So, I’m walking through the market and I see a lovely vegetable that I first saw at Foodie's house one evening – a red kuri squash. I was unfamiliar with this variety of squash…it is a Japanese variety that resembles a vibrant small, red-orange pumpkin and can be used interchangeably in recipes that call for butternut squash. The flesh is a bit brighter but, like butternut squash, red kuri squash has a nutty and delicately sweet flavor.
Naturally, I was on a hunt for a recipe that featured this little beauty and I found one that I adapted on the Oh She Glows blog:
Spicy Red Kuri Squash and Red Lentil Stew
Olive oil to coat the bottom of the pan.
1 sweet onion
5 cloves of minced garlic
½ teaspoon of red pepper flakes
1-2 teaspoons of curry powder
1 carton of low-sodium chicken or vegetable broth
1 cup of red lentils
3 cups of cubed and cooked red kuri squash (two produced what I needed)

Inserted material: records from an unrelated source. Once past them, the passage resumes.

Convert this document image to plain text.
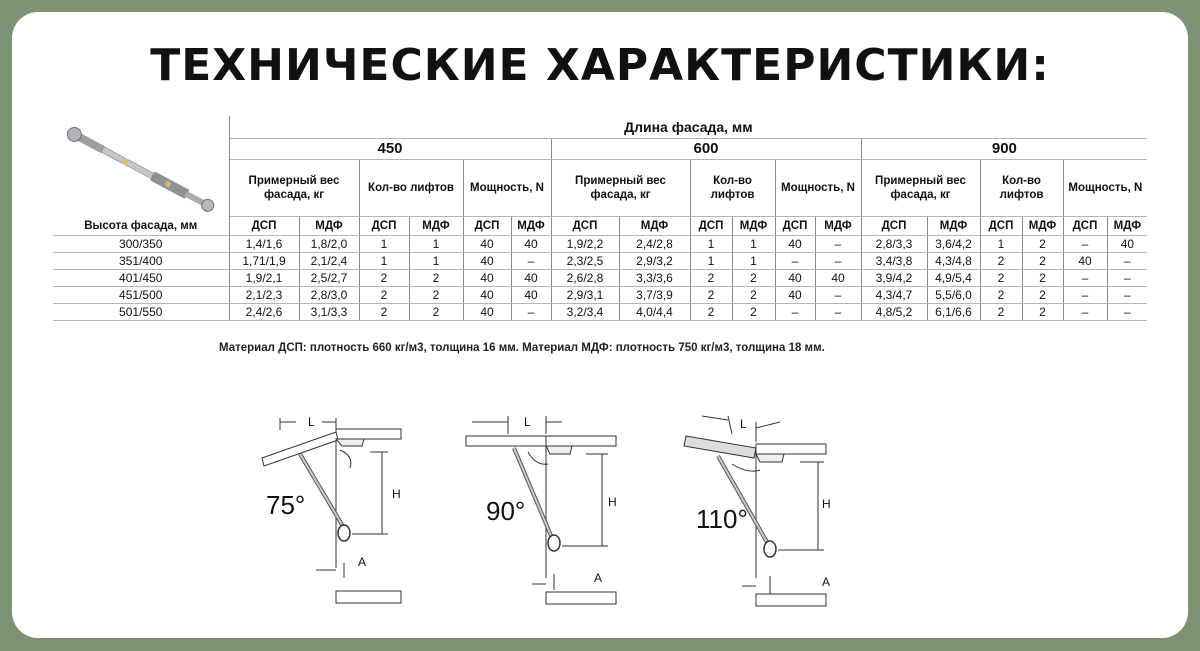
ТЕХНИЧЕСКИЕ ХАРАКТЕРИСТИКИ:
	Длина фасада, мм																	
	450						600						900					
	Примерный вес фасада, кг		Кол-во лифтов		Мощность, N		Примерный вес фасада, кг		Кол-во лифтов		Мощность, N		Примерный вес фасада, кг		Кол-во лифтов		Мощность, N	
Высота фасада, мм	ДСП	МДФ	ДСП	МДФ	ДСП	МДФ	ДСП	МДФ	ДСП	МДФ	ДСП	МДФ	ДСП	МДФ	ДСП	МДФ	ДСП	МДФ
300/350	1,4/1,6	1,8/2,0	1	1	40	40	1,9/2,2	2,4/2,8	1	1	40	–	2,8/3,3	3,6/4,2	1	2	–	40
351/400	1,71/1,9	2,1/2,4	1	1	40	–	2,3/2,5	2,9/3,2	1	1	–	–	3,4/3,8	4,3/4,8	2	2	40	–
401/450	1,9/2,1	2,5/2,7	2	2	40	40	2,6/2,8	3,3/3,6	2	2	40	40	3,9/4,2	4,9/5,4	2	2	–	–
451/500	2,1/2,3	2,8/3,0	2	2	40	40	2,9/3,1	3,7/3,9	2	2	40	–	4,3/4,7	5,5/6,0	2	2	–	–
501/550	2,4/2,6	3,1/3,3	2	2	40	–	3,2/3,4	4,0/4,4	2	2	–	–	4,8/5,2	6,1/6,6	2	2	–	–

Материал ДСП: плотность 660 кг/м3, толщина 16 мм. Материал МДФ: плотность 750 кг/м3, толщина 18 мм.

L
H
A
75°
L
H
A
90°
L
H
A
110°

1 bag of zesty greens or arugula (Fresh Express makes a nice packet)
Salt and Pepper to taste
Prepare the kuri squash by pricking holes in the whole vegetable and microwaving for 4 minutes. This will make it easier to cut. Cut off the top, cut in half, scoop out the seeds and peel the skin off with a vegetable peeler. Cube, brush with olive oil, sprinkle with salt and bake at 350° for 20-25 minutes.
While the squash is baking, sauté over the onions, garlic and red pepper flakes in the olive oil over medium heat until translucent. Make sure to use a pot large enough to hold all the goodies…I used my cast iron Dutch oven.
Stir in curry powder and cook another minute or two.
Add the broth.
Add the red lentils.
Bring to a boil. Reduce heat and cook for another 10-15 minutes.
Stir in cooked squash and the greens and cook until the greens are wilted and flavors infused, about 5-10 minutes.
Season with salt and pepper to taste and serve.
So easy and so delicious! This dish has everything you need in it…lentils, veggies, greens…I served for lunch with multi-grain crackers.